Talbot turns away, looking for proof of his identity. But when the messenger detain him, he insists that he is indeed Talbot. Upon which the Countess of Auvergne tells him that he is now her prisoner:

Long time thy shadow hath been thrall to me,
For in my gallery thy picture hangs:
But now the substance shall endure the like.
And I will chain these legs and arms of thine,
That hast by tyranny, these many years,
Wasted our country, slain our citizens,
And sent our sons and husbands captivate.

Talbot laughs uproariously. He and the Countess exchange words. Like Schrödinger's cat (if Schrödinger's cat could have spoken) he tells her: "You are deceiv'd, my substance is not here [...]"

The Countess exclaims, bemused,

This is a riddling merchant for the nonce;
He will be here, and yet he is not here:
How can these contrarieties agree?

Her English guest solves the riddle: he winds his horn. At this signal, English soldiers burst through the doors. Lord Talbot is free.

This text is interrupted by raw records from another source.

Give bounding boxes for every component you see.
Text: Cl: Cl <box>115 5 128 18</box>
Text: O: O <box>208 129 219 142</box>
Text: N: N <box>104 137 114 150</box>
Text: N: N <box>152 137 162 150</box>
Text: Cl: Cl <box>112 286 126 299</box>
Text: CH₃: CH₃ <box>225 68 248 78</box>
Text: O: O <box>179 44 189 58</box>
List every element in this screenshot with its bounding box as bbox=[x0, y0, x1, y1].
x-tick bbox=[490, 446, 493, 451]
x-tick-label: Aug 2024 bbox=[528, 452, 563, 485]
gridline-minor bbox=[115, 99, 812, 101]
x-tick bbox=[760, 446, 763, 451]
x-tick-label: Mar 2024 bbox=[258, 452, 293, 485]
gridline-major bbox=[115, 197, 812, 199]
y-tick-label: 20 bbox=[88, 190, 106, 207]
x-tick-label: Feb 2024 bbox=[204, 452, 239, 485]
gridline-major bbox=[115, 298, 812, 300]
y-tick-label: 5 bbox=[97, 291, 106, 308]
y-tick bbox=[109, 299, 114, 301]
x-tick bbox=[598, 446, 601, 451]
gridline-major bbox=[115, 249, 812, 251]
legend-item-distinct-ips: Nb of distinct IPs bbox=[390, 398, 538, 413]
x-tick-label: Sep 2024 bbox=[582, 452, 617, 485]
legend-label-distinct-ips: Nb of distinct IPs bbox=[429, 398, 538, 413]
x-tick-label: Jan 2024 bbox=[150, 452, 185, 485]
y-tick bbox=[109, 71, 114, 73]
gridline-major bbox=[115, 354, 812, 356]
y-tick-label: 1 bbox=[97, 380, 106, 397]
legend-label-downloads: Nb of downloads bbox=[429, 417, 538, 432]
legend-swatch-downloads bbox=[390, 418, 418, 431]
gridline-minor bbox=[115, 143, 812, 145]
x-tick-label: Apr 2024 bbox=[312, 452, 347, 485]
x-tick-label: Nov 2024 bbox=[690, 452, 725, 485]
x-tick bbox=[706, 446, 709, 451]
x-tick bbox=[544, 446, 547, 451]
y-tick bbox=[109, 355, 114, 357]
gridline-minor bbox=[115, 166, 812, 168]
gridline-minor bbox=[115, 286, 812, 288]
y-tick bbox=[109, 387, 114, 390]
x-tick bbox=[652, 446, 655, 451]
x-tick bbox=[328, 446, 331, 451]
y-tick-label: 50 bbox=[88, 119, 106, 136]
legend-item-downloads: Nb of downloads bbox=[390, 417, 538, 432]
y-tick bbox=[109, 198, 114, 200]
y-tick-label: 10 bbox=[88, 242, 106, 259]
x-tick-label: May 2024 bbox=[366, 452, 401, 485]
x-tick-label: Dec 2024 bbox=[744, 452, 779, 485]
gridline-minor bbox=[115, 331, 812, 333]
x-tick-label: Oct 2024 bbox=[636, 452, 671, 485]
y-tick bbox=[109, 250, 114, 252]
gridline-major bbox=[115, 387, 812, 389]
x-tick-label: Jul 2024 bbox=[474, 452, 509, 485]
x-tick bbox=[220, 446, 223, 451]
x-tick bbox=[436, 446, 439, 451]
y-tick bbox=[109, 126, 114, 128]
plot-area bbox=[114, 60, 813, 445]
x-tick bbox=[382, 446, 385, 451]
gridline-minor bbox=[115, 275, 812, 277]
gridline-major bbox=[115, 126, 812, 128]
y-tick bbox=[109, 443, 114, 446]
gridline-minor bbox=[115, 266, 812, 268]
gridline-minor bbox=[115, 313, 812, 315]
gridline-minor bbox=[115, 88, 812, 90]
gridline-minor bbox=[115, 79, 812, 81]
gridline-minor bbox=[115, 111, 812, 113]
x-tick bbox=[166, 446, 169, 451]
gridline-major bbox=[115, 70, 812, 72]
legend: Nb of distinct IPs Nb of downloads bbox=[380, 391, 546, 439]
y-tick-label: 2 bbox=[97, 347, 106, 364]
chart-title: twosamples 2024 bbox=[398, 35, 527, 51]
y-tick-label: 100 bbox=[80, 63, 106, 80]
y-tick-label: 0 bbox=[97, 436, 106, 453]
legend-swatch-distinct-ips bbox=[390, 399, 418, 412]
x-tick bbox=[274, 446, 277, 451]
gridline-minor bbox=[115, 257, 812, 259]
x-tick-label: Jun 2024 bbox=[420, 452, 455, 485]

His hostess apologizes profusely.

Victorious Talbot! pardon my abuse:
I find thou art no less than fame hath bruited,
And more than may be gather'd by thy shape.
Let my presumption not provoke thy wrath;
For I am sorry that with reverence
I did not entertain thee as thou art.

Talbot responds, "Be not dismay'd, fair lady [...]",

What you have done hath not offended me;
Nor other satisfaction do I crave,
But only, with your patience, that we may
Taste of your wine and see what cates* you have;     [food]

Delighted, the Countess of Auvergne lets bygones be bygones:

With all my heart, and think me honoured
To feast so great a warrior in my house.

(As the Countess had likely invested years into wishing for his downfall and weeks plotting the details, this about-face is a little sudden. But I guess she was happy to be alive?)

***

Historical Note: In real life, Lord Talbot appears to have been a disagreeable fellow, also one of many English sent to Ireland on his government's behalf to make the local population's life a misery.